对面的陈管事皱起眉头,鄙夷的看了他一眼,到底是在乡下长大的,行事粗鄙,气质不堪,和伯府精心教养的其他少爷们比起来差远了。
而且一个没读过书、没学过规矩的乡下野小子,就算是回到伯府,也不像真正的世家公子,要陈管事说,还是得好好让他学学规矩,没得到时候丢了伯府的脸。
对陈管事的想法,孟疏平丝毫不知,就算知道,他也无暇关注,此时他正被后桌人讲述的八卦逗的乐不可支。
【噗——,陶贵妃的侄子和赵淑妃的外甥为了一姑娘当街大打出手,谁知那姑娘竟是一小伙假扮的!哈哈哈哈哈,这两人也太憨了叭!】
【李侍郎被无良骗子骗了整整五百两银子的私房钱,然而报官后,却被官府查出,这骗子乃是他夫人安排的!一个字,绝!】
【安阳伯…】
“咳咳咳!”
对面的陈管事不知为何,猛的被呛了一下,就连口中未咽下的东西也没控制住喷了一些出来,孟疏平连忙飞速后仰,同时还有点抓狂,【啊啊啊——,他不会把口水都喷到我脸上了吧?】
陈管事身体一僵,脸色涨的通红,又咳了好一会儿后,他才慢慢缓了过来。
等陈管事重新坐正,便对上了孟疏平无辜的脸。
陈管事:“……”
哼,这小子也忒狡猾了,若不是他莫名其妙就能听到孟疏平心里在想什么,恐怕他差点就要被孟疏平这纯良的样子骗了,谁能想到,一个看起来如此安分老实的人,内里会如此肆意张扬呢?
最过分的是还老在心里阴阳怪气他!
不过再怎么狡猾,到底是在乡下长大的,能有多少见识,说不定等回府后,这小子畏畏缩缩的连话都不敢说出来呢!

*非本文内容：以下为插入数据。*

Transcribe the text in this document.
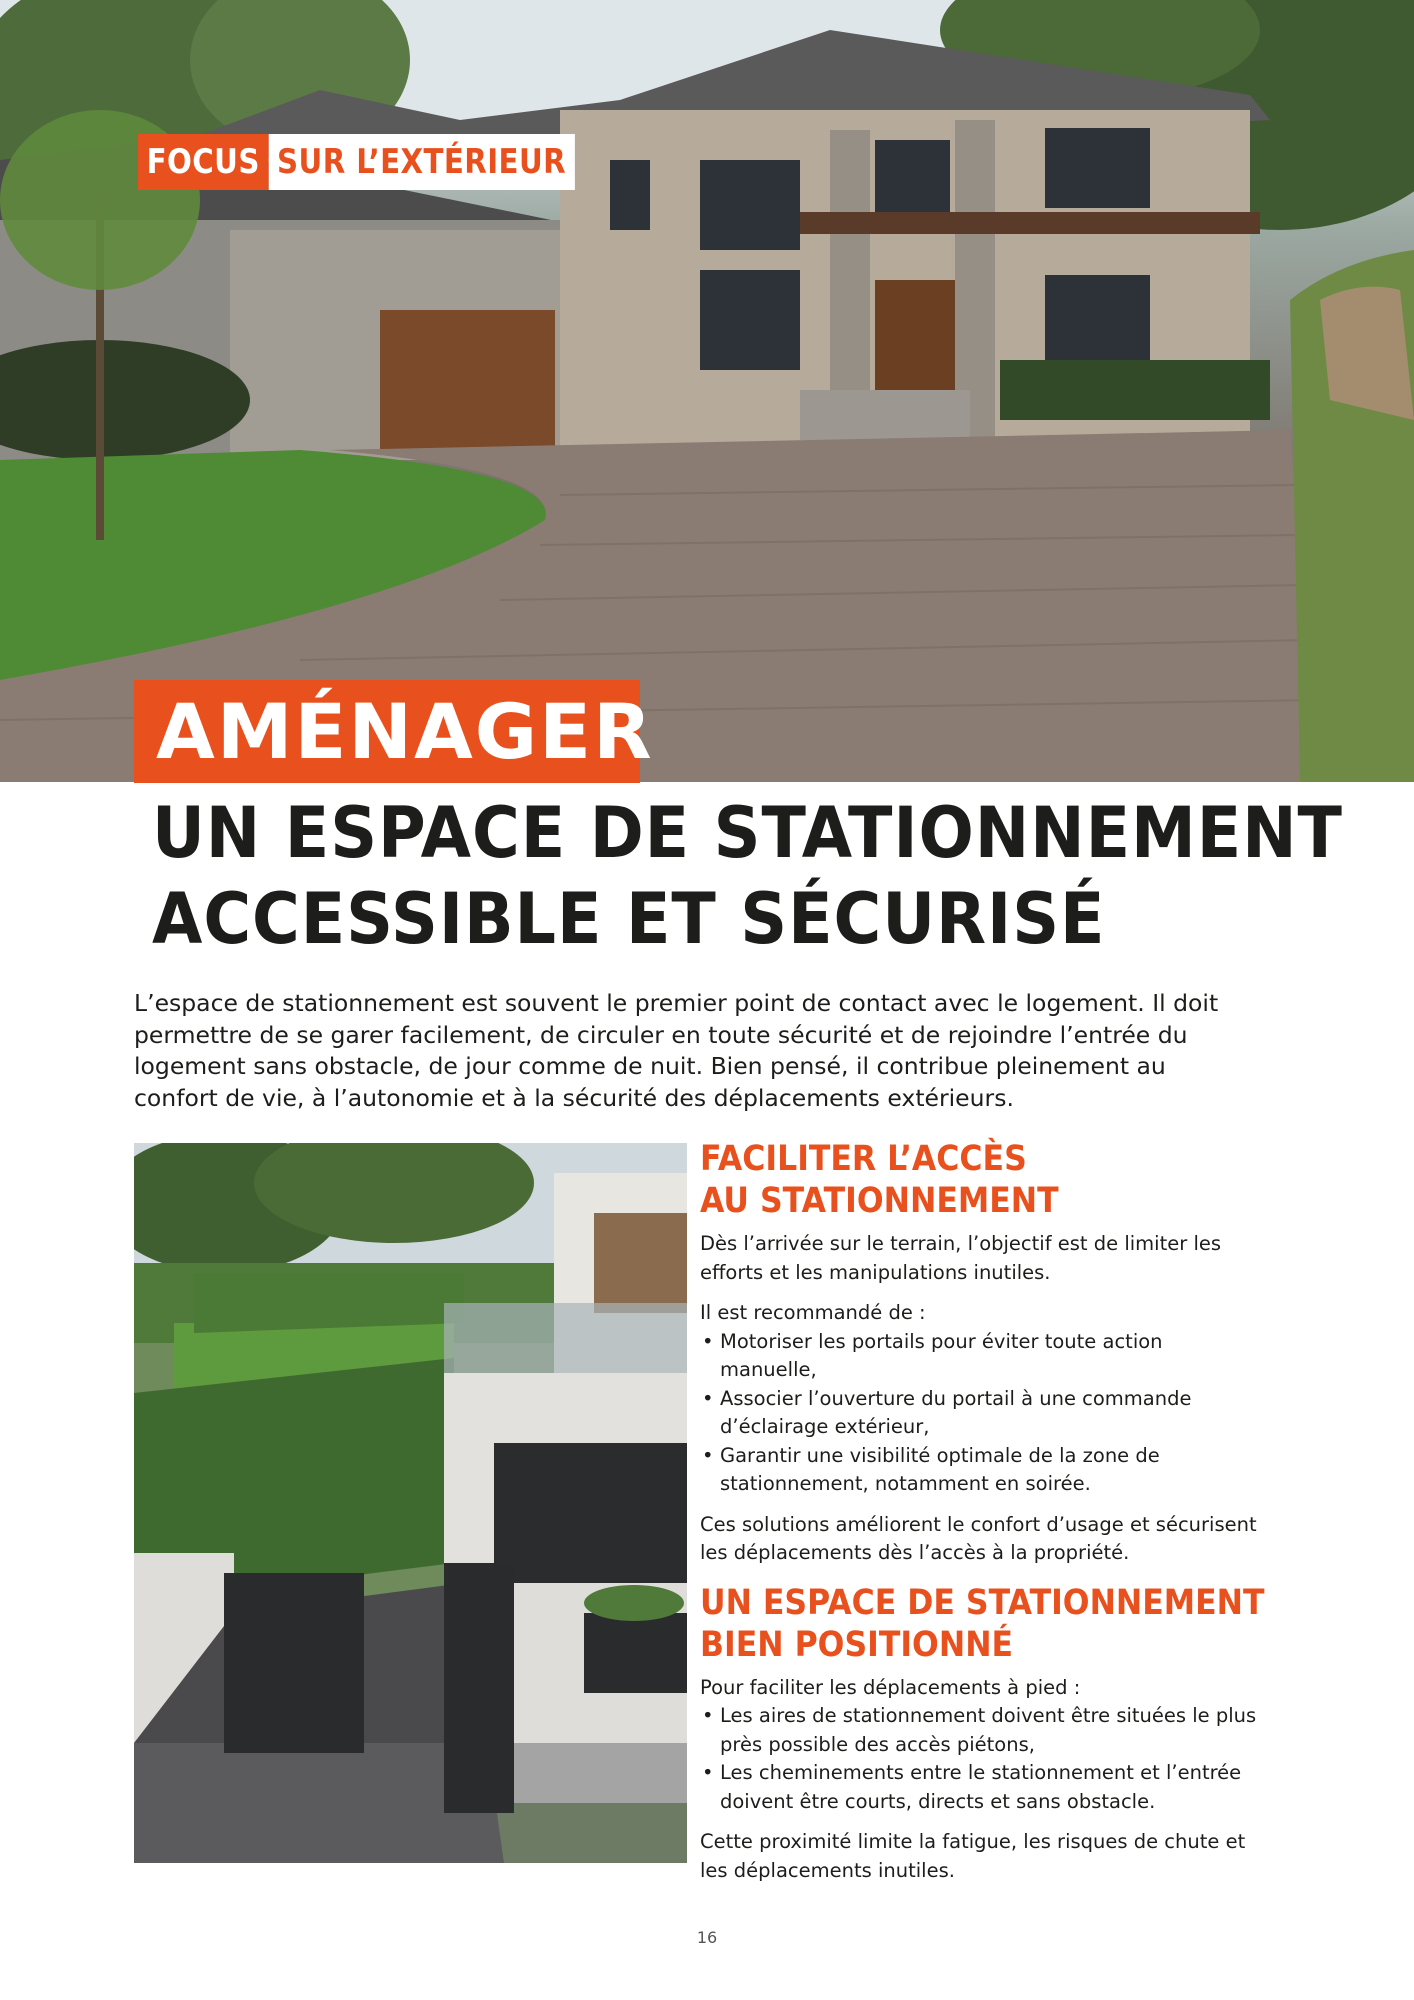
FOCUS SUR L’EXTÉRIEUR
AMÉNAGER
UN ESPACE DE STATIONNEMENT
ACCESSIBLE ET SÉCURISÉ

L’espace de stationnement est souvent le premier point de contact avec le logement. Il doit permettre de se garer facilement, de circuler en toute sécurité et de rejoindre l’entrée du logement sans obstacle, de jour comme de nuit. Bien pensé, il contribue pleinement au confort de vie, à l’autonomie et à la sécurité des déplacements extérieurs.

FACILITER L’ACCÈS
AU STATIONNEMENT

Dès l’arrivée sur le terrain, l’objectif est de limiter les efforts et les manipulations inutiles.

Il est recommandé de :

• Motoriser les portails pour éviter toute action manuelle,
• Associer l’ouverture du portail à une commande d’éclairage extérieur,
• Garantir une visibilité optimale de la zone de stationnement, notamment en soirée.

Ces solutions améliorent le confort d’usage et sécurisent les déplacements dès l’accès à la propriété.

UN ESPACE DE STATIONNEMENT
BIEN POSITIONNÉ

Pour faciliter les déplacements à pied :

• Les aires de stationnement doivent être situées le plus près possible des accès piétons,
• Les cheminements entre le stationnement et l’entrée doivent être courts, directs et sans obstacle.

Cette proximité limite la fatigue, les risques de chute et les déplacements inutiles.

16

见陈管事看向自己,孟疏平当即摆出一副关切的表情,“陈管事,你没事吧?”
【他看我干嘛?不会是想让我关心他吧?哈哈哈,他可真逗!】
陈管事的脸上微微有些扭曲,他又咳了两下,方才语气僵硬道,“…多谢五少爷关心,我没事。”
孟疏平随意点头,“哦。”
【他这是什么态度?我关心他一句,他还冲我摆起脸色来了。不就一个伯府管事吗,倒在我面前充起大爷来了,当谁不知道呢?他在伯府管事中,压根连号都排不上,也就是我脾气好,不与他计较,换作其他人,少不得要给他两耳刮子。】
这个陈管事,仗着自己是从伯府出来的,在他面前总是摆出一副高傲的嘴脸,而且左一句这是伯府规矩,右一句别丢了伯府脸面的,孟疏平不满他很久了。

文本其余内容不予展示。